Sanat ve Bilimin buluştuğu nokta

Yaşamını eğitime vermiş bilim insanı Güzver Yıldıran, ‘’Konservatuvar mezunu olup da sanat alanına yönelmeyip eğitimci olmayı seçmiş olduğunuz için pişmanlık duydunuz mu?’’ sorumuzu ise şöyle yanıtlıyor:

‘’Sanat da bilim de insanın yaratıcılık süreçlerinin ürünlerini oluşturan alanlar. Örneğin, bir koreografinin çok sayıda teknik yönü var; teknikte üstünlük yoksa koreografi düşer, anlamı ulaşılamaz hale gelir. Ancak olay teknikle bitmez, bitemez. Tekniğin, ideallere ulaşmada tırmanılması gereken bir dağ olduğunu düşünebiliriz. Ancak zirvedeki estetiğin sonsuzluğu, alt ögelerin uyumu ile bize yakınlaşıyor. Elde edilen algı veya düşüncenin, insan aczini aşan bir evreni anımsatması veya oraya pencere açması gerekir, kanımca. Biz ancak bu uyumu gördüğümüzde ve bizi aşan evrene bir an olsun yaklaştığımızı duyumsadığımızda sanatla beraber oluyoruz.  Ama sanatın ortaya çıkması için çok emek gerekli. Baleden örneklersek,  bale sanatıyla yoğrulmuş her insan erken yaşlardan itibaren ayakları kanayana, deforme olana kadar çalışmış oluyor. Sanat da bilim de emek istiyor ve kendimizin dışına çıkarak evreni merak eden veya yorumlamaya çalışan yaklaşımdan kaynaklanıyor. Örneğin bir makale yazarken onu bir koreografi olarak da düşünebiliriz.

Herkes İrlandalı yazar James Joyce’un ‘Ulysses’ adlı eserini sever ama ben ‘’The Portrait of An Artist as a Young Man’’ eserini daha çok severim.
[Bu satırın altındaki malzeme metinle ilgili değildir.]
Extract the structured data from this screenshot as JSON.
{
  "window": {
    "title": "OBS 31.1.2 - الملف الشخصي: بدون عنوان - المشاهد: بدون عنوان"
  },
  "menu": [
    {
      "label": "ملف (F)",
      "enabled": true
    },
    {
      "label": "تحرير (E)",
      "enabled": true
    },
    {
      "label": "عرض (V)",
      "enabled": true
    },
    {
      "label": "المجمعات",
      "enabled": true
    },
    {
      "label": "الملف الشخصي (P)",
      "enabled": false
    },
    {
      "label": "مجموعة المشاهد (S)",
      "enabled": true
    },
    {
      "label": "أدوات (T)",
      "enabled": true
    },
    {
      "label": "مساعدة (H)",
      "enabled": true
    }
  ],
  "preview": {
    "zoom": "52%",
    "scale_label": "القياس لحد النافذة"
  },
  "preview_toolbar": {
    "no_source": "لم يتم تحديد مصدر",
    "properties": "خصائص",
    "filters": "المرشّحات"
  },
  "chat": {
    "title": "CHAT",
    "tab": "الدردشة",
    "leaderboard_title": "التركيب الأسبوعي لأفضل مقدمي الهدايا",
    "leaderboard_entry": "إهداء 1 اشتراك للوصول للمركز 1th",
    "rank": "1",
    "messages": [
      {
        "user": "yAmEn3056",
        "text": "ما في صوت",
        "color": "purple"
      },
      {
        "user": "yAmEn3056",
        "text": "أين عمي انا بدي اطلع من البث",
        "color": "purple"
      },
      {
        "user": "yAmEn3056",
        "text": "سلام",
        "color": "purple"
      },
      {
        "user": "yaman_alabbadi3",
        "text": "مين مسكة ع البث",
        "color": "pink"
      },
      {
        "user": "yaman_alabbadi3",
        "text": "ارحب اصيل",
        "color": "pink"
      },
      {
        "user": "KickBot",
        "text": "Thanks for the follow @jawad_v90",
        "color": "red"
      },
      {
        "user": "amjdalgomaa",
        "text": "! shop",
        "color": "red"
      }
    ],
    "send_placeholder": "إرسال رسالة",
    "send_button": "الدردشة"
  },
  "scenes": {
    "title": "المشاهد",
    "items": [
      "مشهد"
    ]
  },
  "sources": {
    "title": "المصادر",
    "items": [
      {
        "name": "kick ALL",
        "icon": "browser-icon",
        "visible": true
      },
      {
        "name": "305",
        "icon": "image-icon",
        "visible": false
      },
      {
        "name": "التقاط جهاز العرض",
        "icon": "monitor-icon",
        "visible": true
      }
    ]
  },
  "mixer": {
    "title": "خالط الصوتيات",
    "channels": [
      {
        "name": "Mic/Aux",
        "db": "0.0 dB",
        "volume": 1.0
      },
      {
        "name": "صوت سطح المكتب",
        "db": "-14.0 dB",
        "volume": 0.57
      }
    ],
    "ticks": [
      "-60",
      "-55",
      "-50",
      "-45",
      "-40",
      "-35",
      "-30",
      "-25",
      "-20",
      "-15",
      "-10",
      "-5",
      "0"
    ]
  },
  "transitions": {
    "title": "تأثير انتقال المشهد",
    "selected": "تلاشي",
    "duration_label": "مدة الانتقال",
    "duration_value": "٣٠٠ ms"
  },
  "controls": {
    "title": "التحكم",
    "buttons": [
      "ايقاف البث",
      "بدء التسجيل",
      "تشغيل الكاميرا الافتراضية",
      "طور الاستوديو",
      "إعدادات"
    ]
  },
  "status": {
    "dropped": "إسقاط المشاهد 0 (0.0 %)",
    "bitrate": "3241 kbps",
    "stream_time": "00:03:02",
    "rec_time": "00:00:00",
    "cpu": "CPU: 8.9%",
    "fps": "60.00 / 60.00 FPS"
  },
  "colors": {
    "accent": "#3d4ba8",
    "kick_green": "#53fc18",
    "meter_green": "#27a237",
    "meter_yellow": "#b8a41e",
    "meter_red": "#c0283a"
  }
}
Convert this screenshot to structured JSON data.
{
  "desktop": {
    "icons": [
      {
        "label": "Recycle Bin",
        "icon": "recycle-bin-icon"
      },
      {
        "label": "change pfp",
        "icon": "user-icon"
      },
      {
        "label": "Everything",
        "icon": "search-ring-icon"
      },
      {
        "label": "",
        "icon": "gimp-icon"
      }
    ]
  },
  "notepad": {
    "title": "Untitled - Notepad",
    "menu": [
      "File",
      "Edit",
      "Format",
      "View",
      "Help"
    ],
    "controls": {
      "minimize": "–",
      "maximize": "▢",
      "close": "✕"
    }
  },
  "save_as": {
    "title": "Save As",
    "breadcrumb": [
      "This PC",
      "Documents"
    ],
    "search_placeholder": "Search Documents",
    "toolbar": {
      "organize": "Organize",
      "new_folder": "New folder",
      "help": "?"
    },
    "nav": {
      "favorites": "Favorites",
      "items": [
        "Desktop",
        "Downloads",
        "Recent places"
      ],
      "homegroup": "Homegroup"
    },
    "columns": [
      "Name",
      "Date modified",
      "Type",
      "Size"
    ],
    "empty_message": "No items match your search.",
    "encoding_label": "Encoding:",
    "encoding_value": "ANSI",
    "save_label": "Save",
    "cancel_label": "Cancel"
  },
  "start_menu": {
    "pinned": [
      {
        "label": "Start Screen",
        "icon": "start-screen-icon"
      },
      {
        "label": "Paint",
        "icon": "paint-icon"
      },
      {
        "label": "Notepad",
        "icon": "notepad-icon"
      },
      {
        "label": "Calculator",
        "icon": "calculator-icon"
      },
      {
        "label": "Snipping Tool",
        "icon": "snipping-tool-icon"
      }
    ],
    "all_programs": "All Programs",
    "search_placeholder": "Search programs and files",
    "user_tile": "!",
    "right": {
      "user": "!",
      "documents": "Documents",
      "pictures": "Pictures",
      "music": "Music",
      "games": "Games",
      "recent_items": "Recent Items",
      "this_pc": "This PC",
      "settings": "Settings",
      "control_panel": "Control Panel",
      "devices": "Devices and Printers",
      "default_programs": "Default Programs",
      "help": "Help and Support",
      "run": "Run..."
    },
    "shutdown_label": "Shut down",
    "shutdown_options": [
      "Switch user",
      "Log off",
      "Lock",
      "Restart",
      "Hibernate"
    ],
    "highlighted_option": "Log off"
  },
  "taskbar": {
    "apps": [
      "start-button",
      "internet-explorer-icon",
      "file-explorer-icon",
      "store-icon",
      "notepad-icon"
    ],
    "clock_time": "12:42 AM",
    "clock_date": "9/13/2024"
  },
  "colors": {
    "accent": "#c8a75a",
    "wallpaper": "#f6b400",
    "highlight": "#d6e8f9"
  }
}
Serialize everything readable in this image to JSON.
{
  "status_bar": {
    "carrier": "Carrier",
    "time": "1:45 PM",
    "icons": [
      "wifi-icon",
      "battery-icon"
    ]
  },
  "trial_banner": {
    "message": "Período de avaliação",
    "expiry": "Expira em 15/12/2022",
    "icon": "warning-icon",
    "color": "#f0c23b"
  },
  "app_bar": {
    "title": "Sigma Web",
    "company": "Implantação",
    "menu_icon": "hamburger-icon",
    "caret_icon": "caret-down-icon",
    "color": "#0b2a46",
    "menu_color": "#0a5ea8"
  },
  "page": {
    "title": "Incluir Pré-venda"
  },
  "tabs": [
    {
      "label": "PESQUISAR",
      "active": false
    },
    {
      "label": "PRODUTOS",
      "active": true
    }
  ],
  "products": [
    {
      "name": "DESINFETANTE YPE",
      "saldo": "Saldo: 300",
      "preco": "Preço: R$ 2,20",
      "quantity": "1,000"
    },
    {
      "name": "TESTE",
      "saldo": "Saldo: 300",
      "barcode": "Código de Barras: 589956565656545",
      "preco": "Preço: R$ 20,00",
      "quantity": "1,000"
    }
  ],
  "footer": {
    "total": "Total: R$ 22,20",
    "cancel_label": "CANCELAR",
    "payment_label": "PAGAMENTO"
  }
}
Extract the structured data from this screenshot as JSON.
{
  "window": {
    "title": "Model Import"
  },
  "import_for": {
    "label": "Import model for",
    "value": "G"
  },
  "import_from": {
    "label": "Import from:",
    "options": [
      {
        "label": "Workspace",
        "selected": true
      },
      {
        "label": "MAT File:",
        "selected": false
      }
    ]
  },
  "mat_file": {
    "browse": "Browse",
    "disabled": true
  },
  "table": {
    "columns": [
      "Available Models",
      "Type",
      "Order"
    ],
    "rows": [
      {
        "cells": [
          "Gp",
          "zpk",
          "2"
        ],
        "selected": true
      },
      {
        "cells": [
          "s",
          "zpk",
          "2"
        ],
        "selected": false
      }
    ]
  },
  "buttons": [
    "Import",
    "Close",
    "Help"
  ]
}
Orada diyor ki, bir sanat eserini değerlendirmede dört ölçüt söz konusu olabilir:

Birincisi ‘’claritas’’, başka bir deyişle eserin berraklığı, güneş vurmuşçasına bütünün parlaklığı, açıklığı.   İkincisi ‘’integrates’’, başka bir deyişle parçalarının bir bütünü oluşturmada bir araya gelmesi ve evrende yalnız ve yalın olarak o bütünü oluşturması. Bu da “unitas”, tümsellik, bütünlük, tekillik, bir olurken biricik olma kavramını kapsıyor. Sadece o esere özgü olarak öyle bir şekilde birleşecek ki parçalar, bir bütünlük ortaya çıkacak. Son olarak da ‘’consonantia’’, bütünün bir ahengi yansıtma gücü. Kanımca bu ölçütler yalnız sanat için değil, insanlığın bilim alanları dâhil ürettiği tüm eserler için geçerli. Hatta bu dört ölçüt insanları değerlendirmemiz için de kullanılabilir.

Tam olarak mükemmeliyet merkezi olma veya yukarıdaki ölçütlere erişme diye bir şey yok; bunlar ulaşılabilir sonuçlar değil tabii. Sadece yürümeye azmettiğimiz yolun haritası. Amaca erişilemeyeceğini bilerek ve kabullenerek o dikenli yolu yürümeğe azim gösterme ise insanlar ve insanlık için ulaşılabilecek en yüce ve en aciz nokta, kanımca.